There are a few things you will be surprised to see. Human figures are very small, so small that if you don’t look minutely you will miss them.
Trees are big, mountains are big, the sun and moon, rivers and waterfalls are big, but human beings are very small. In the Western painting the human being is very big; he covers the whole canvas.
Now this is not right, this is not proportionate, this is not true. The human being covering the whole canvas is very egoistic – but the painter is egoistic.
The Zen master is right: man is only a tiny part in this great universe. The mountains are big and the waterfalls are big and the trees are big and the stars and the moon and the sun – and where is man?
Just the other day I was looking at a Zen painting. The men were so small, two small figures crossing a bridge, that I would have missed them because tall mountains and trees were covering the whole painting.
But there was a note underneath the painting saying, “Please don’t miss, there are two human figures on the bridge.” Then I had to look very closely – yes, they were there, two human figures, very small, walking hand in hand, passing over the bridge.
This is the right proportion, this is a non-egoistic painting.
In Western paintings you will find the whole canvas covered. In the Zen painting only a small part of the canvas is covered, and the remaining part is empty. It looks like a wastage; if you are going to make such a small painting, why not use a small canvas? Why use such a big canvas which covers the whole wall, and just in the corner make a small painting?

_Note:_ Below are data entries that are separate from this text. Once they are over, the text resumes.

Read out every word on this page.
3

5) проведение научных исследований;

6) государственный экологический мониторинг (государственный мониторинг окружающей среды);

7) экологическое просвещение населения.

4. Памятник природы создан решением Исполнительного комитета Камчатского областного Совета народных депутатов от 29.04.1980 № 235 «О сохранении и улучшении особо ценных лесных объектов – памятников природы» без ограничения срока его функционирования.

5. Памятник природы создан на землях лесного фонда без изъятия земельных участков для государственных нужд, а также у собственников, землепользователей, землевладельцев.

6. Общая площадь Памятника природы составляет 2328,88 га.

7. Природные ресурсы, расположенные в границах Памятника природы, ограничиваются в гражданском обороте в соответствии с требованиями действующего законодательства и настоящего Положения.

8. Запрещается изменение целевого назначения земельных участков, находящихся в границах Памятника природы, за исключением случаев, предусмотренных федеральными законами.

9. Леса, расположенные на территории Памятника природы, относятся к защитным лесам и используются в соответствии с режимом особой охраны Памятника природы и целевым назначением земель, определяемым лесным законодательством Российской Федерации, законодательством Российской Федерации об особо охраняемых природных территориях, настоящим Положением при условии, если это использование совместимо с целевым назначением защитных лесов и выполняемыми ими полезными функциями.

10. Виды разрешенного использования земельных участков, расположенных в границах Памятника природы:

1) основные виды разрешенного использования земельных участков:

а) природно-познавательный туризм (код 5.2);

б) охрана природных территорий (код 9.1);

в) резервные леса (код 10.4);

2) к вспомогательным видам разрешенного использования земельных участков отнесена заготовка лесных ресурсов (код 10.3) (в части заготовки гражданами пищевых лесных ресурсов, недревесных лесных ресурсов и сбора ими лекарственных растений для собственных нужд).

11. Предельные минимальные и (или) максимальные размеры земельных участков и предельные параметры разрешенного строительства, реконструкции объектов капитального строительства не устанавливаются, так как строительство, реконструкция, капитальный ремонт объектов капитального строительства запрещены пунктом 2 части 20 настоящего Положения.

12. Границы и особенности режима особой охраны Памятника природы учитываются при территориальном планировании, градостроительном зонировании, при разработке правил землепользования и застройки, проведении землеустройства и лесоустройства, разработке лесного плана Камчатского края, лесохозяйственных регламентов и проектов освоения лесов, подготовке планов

But the Zen people say that’s how things are: “Emptiness is so much all around. The whole sky is empty – how can we leave out the sky? If we leave out the sky the painting will be untrue.”
Now no Western painting has that vision, that we are surrounded by emptiness.
The earth is very small, humanity a very small part of the earth, and infinite emptiness all around. To be true, to be existentially true, the emptiness cannot be left outside; it has to be there. This is a different vision, from a different side. Zen painting is not done in the Western way.
In the Western painting you will find that the painter goes on improving; on one coat of paint there will be another coat of paint and still another coat of paint, and he goes on improving and touching up and doing things.
Zen painters cannot do that, that is impossible. They use a certain kind of paper, rice-paper, on which you can make only one stroke. You cannot correct it, you have to leave it as it is. The paper is so thin that if you try to correct it the whole thing will be lost.
Why is rice-paper being used? So that the mind has nothing to do – the mind is constantly trying to improve, to make things better. It has to be from the heart, a single stroke. If your heart is full of it, it will come right.
But you cannot correct it, correction comes from the mind.
Zen painting is never corrected; if you correct it your correction will always show that you are not a master. It has to come out of your meditativeness, your silence. Your feeling of the moment is spread on the rice-paper.